VoIP offers telephone service through the Internet and bypasses regular phone company networks. Companies such as Vonage and Skype have stirred the telephony world by offering low, set-price long distance service, and the big telephone companies are now beginning to enter the competition. But the more consumers turn to VoIP, the more telephone conversations slip out of the grasp of would-be government wiretappers.

While the Justice Department prefers for political reasons to paint the request -- and legions of other post-911 encroachments on privacy -- as part of the war on terrorism, if VoIP wiretaps run in similar patterns to regular wiretaps, then the main target is not terrorists but drug scofflaws. In 2002, the last year for which information is available, law enforcement listened to nearly 2.2 million phone conversations under court-approved wiretaps. More than 80% of them were related to drug investigations, according to the Administrative Office of the US Courts.

The question the FCC must ponder is whether VoIP falls within the mandate of the 1994 Communications Assistance for Law Enforcement Act (CALEA). That law, a legacy of the Clinton administration -- the imperatives of the security state being a bipartisan endeavor -- requires "telecommunications carriers" but not "information services" to provide ready wiretapping access. If the FCC rules against the feds, they could then appeal to Congress to rewrite the law.

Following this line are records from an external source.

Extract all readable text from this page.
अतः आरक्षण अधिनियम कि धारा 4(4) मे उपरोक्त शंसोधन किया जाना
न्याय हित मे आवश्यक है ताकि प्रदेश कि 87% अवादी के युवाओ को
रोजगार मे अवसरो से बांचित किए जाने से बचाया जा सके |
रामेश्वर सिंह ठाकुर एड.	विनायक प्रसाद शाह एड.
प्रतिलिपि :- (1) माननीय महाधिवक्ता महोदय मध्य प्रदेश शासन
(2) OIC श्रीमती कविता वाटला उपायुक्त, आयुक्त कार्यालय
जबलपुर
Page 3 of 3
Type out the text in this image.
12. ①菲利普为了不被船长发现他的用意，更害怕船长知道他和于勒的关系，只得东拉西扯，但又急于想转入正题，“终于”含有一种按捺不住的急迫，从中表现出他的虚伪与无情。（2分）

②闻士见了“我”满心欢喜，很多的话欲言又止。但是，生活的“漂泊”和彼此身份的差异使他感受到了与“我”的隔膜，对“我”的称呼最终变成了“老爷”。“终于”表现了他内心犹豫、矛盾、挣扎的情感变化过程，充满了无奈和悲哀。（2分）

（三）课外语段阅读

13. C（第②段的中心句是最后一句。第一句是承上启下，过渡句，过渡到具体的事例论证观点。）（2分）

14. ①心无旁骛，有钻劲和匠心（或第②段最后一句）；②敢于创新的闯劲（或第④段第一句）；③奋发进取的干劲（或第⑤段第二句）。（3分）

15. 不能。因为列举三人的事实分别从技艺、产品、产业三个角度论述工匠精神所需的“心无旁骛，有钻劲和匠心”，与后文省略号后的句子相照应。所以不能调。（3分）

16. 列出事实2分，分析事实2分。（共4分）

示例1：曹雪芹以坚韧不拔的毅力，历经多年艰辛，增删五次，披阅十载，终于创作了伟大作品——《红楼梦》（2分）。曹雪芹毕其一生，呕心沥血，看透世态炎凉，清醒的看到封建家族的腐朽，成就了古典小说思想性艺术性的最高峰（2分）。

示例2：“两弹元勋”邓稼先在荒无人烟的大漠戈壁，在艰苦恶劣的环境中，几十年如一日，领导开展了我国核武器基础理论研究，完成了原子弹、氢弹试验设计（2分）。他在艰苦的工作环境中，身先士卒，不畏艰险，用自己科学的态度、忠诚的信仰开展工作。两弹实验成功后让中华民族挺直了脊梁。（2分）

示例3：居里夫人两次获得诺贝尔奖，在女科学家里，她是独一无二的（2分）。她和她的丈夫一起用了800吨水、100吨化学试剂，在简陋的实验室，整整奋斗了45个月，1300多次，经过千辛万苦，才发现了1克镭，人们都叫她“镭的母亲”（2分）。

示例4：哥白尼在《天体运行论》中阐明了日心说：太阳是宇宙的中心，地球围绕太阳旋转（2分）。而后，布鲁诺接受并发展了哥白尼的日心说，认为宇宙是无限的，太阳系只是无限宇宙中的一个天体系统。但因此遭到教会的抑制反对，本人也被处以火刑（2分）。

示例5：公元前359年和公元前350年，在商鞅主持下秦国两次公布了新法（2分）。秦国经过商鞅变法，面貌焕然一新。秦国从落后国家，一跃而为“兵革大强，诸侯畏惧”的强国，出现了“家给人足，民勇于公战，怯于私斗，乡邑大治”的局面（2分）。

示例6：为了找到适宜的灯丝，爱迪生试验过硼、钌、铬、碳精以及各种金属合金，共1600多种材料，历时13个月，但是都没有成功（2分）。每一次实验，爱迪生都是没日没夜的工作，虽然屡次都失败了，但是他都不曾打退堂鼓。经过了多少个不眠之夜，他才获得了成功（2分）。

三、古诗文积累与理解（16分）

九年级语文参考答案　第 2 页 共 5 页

But it's probably all for naught, anyway, said Jim Harper of the privacy advocacy web site Privacilla.org. "The FCC should ignore pleas about national security and sophisticated criminals because sophisticated parties will use noncompliant VoIP, available open source and offshore," he told CNet News. "CALEA for VoIP will only be good for busting small-time bookies, small-time potheads and other nincompoops."